Shared Services Providers (SSP) – The familiar provider-oriented architectural pattern has been applied within SharePoint to enable custom services to be made available and shared across all web applications. Out of the box SharePoint comes with a number of SSPs for search, my sites, personalisation, audiences, user profiles and publish links to office applications.
Site Collection Auditing – Site collection administrators can switch on auditing to report on when documents or items are checked in and out, deleted, restored, edited, opened, downloaded, viewed, moved or copied. There is additional auditing for searching site content and the modifications of users, permissions, content types and columns. The configuration of auditing comes out of the box with the Standard Edition but you need to get your hands dirty programmatically to do this in WSS.

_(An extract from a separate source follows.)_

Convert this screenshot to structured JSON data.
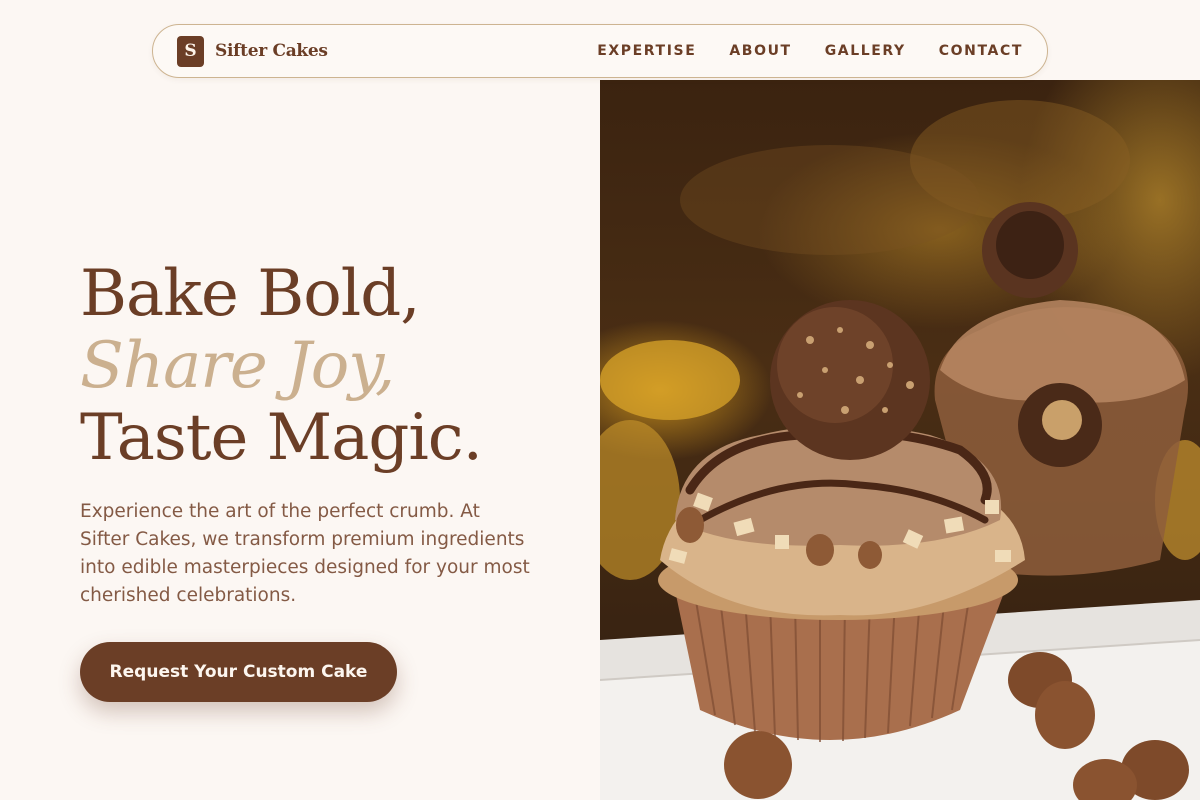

Portals – A comprehension platform for aggregating sites and their content for the intranet, extranet and internet. The Standard Edition comes with two Portal templates, Collaboration and Publishing, targeting the small-medium intranets and large intranets/internets respectively.
Advanced Enterprise Content Management – Build upon the basic ECM features baked into the WSS, the Standard Edition adds a few more tools and techniques to address key business requirements:
SharePoint Server 2007 Enterprise
The Enterprise Edition builds on the Standard Edition to add three key services that individually can be must-haves for the business.
- Forms Server – This is an interesting one. The idea is to empower users to create forms to capture content via the web or mobile devices, thereby taking the need for IT specialists out of the loop.
Excel Calculation Services – Excel is a powerful application and is much loved. Everything in one document has meant Excel is very hard to wrestle away from those that use it extensively. Yes, a database is a better place for the data but then you’ve got to factor in the cost of the build to migrate it there, the necessary client side applications to access the data, and the need to adapt to the continually changing data and access requirements. Excel Calculation Services is a pragmatic midway solution that puts Excel onto the server. Business users can carry on as before and IT folks can optimize and centrally/securely administer the data.
Business Data Catalog – Again, empowerment of the business users. With the BDC administrators, rather than developers, can hook into key third party systems such as Oracle, SAP, PeopleSoft, Siebel and SQL and make that data available to business users and indexable for searching purposes.
SharePoint Server 2007 for Internet Sites
Just a different way of licensing the Enterprise Edition. It targets public facing web sites, so external users not internal users. It’s a per server license and does not need CALs.